A few months later, Anna and I stop talking. She’s in denial that she’s in an abusive relationship and feels like I’m lecturing and not understanding her when I tell her that she needs to escape it, when she knows that I’m warning her. She knows I’m in one, too. We’ll get a place together, away from them, I tell her. But she only says, I don’t want to be away from him.
*
In an almost eerie coincidence, we walk past the local fire station at a rather specific time: Sept 11-11, 11:11am. The text is orange and blocky, soon enough fading away into reminders delivered with the kind tone of a parent: Going to college? Check your dorm for a fire alarm. Learn your school’s fire exits. In her stroller, my daughter gasps and points at the red and white trucks. “Mama! Dat truck go naptime?” One sits there, dormant, in the wide driveway; behind it, in the garage, are two more. Yellow-green suits lashed with reflective orange hang from hooks on the walls.
“Yes, those trucks are taking naps,” I agree.
“Dose trucks so silly,” she informs me, and giggles to highlight her point. It is the most beautiful sound, but it’s drowned out by the cars rushing past us as we pause there on the sidewalk. ”Why dey take naptime?”
How can I explain to her? ”Because no one is hurt right now,” is the only answer I can come up with.
“Ebbybody okay!” she cheers, in that sweet, tiny little voice. “Let’s go shopping!”
Is everybody okay? Am I okay? I don’t know.
*
It’s been ten years. I will never forget.

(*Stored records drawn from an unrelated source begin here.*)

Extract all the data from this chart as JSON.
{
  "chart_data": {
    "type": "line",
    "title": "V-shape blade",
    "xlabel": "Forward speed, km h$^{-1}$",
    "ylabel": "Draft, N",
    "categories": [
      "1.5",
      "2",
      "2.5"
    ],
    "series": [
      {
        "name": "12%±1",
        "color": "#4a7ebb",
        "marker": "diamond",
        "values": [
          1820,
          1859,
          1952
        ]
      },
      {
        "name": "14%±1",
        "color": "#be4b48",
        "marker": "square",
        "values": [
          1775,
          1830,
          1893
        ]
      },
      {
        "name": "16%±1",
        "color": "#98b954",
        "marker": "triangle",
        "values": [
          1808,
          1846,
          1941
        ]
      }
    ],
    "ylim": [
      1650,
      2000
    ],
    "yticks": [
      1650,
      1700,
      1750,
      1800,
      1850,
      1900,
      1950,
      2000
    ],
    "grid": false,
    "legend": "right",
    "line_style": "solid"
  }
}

So wonderfully written, it takes my breath away. The bad thing about remembering where you were when something so terrible happens is that maybe you would rather not be reminded of where you were. Over and over again. Some things need to be put in a little box, and locked away. But, that is just my stupid opinion.
As I get older, I realize how many things I have milled over in my head over and over…to no end. Nothing ever gets solved. I am learning/trying to just let go.
My little granddaughter is happy. That is all you may have at times. Let it lift you up.
As for your bellybutton….I’ve seen it millions of times, and I don’t recall it being crooked. That guy was an asshole. But, if it is, so what. It should make you giggle.
This! This is why I love you and miss you. So well written and it makes me teary.